Dify×vLLM:推論スループットを最大化するエンジニアリング手法とアーキテクチャ設計
Difyの本番運用で直面する推論遅延とメモリ不足。その解決策としてvLLMを採用する技術的理由を、PagedAttentionの仕組みやアーキテクチャ設計の視点からAIエンジニアが解説します。
vLLMを推論エンジンとしてDifyに接続しスループットを最大化するEngineering手法とは、AIアプリケーション開発プラットフォームDifyにおいて、大規模言語モデル(LLM)の推論性能を飛躍的に向上させるための技術的アプローチです。特に、LLMの効率的な推論を可能にするvLLMライブラリと、その主要技術であるPagedAttentionをDifyのバックエンドに統合することで、限られたGPUリソース下でも複数のリクエストを効率的に処理し、高いスループットと低レイテンシを実現します。これは、「Difyとの接続」という親トピックにおける、ローカルLLMの活用を強化し、AIアプリの安定した本番運用を可能にする重要なエンジニアリング課題解決策の一つです。
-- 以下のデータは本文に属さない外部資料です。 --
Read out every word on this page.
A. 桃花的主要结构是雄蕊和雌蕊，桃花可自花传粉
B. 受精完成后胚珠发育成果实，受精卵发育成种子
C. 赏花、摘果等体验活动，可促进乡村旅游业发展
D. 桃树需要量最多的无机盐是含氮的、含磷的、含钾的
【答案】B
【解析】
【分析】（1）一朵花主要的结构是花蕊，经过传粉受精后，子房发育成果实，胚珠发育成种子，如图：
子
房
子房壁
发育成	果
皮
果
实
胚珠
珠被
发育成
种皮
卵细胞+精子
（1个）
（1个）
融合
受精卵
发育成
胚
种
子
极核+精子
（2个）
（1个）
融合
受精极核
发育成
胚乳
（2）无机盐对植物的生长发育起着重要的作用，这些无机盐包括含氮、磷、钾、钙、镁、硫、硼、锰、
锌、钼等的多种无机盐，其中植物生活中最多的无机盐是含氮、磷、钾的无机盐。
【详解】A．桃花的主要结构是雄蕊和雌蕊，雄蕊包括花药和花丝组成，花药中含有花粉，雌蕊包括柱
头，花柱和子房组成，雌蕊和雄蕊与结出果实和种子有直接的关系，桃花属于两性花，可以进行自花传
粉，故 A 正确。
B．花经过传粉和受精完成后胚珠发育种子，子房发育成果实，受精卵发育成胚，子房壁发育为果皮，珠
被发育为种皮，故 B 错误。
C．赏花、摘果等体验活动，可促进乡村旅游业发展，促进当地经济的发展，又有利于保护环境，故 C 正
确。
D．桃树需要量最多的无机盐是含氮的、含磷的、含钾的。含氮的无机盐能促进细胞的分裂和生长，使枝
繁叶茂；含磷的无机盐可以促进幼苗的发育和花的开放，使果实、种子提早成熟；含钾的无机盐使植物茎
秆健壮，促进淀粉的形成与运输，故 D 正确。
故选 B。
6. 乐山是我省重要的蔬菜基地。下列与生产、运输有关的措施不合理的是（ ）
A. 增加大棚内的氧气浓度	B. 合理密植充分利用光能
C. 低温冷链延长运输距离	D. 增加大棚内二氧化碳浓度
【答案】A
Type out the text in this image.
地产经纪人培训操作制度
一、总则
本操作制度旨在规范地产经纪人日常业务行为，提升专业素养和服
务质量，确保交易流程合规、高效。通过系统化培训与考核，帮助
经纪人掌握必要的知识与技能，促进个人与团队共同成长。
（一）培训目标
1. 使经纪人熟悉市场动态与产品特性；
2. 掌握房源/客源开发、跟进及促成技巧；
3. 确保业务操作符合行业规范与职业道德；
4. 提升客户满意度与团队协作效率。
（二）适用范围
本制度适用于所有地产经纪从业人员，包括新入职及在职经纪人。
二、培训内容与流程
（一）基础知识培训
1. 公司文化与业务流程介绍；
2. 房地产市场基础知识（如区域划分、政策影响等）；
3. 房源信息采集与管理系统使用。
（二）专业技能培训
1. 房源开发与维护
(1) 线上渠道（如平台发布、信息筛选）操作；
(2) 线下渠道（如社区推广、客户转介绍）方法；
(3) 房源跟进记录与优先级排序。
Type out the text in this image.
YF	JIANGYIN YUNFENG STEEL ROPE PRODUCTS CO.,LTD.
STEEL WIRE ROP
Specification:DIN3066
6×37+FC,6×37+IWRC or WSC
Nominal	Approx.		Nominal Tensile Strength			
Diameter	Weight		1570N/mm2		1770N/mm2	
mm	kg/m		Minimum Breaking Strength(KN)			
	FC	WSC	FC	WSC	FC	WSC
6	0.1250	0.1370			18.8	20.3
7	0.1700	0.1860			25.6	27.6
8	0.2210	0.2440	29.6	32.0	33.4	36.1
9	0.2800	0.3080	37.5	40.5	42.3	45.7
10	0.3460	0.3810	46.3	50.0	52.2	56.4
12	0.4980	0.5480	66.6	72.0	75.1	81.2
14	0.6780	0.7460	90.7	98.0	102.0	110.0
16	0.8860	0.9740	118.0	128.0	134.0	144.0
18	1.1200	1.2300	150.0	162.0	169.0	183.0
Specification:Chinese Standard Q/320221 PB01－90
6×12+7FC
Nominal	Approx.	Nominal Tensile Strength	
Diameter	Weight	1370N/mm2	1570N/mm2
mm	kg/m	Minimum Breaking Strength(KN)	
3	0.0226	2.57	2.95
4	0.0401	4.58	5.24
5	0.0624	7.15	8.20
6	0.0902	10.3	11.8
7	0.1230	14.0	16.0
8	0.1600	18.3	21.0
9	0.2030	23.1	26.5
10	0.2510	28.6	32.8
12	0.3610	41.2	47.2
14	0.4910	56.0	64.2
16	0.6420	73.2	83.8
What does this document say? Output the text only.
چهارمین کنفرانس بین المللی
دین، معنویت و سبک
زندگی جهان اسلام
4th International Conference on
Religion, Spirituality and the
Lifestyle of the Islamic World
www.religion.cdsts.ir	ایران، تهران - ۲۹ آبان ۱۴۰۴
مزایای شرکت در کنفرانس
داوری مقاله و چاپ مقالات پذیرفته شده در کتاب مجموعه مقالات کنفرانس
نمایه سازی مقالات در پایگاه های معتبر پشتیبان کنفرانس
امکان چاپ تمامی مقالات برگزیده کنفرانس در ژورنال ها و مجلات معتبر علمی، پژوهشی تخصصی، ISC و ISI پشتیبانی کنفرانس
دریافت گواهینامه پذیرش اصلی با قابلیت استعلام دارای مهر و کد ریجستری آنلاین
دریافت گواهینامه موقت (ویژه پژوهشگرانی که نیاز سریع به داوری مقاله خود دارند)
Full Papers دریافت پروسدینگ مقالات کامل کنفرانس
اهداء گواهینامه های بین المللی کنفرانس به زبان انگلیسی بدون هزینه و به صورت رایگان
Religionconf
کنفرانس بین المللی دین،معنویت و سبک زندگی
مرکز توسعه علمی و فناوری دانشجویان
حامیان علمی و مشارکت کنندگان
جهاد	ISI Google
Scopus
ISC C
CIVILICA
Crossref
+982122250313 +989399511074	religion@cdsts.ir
vLLMを推論エンジンとしてDifyに接続しスループットを最大化するEngineering手法とは、AIアプリケーション開発プラットフォームDifyにおいて、大規模言語モデル(LLM)の推論性能を飛躍的に向上させるための技術的アプローチです。特に、LLMの効率的な推論を可能にするvLLMライブラリと、その主要技術であるPagedAttentionをDifyのバックエンドに統合することで、限られたGPUリソース下でも複数のリクエストを効率的に処理し、高いスループットと低レイテンシを実現します。これは、「Difyとの接続」という親トピックにおける、ローカルLLMの活用を強化し、AIアプリの安定した本番運用を可能にする重要なエンジニアリング課題解決策の一つです。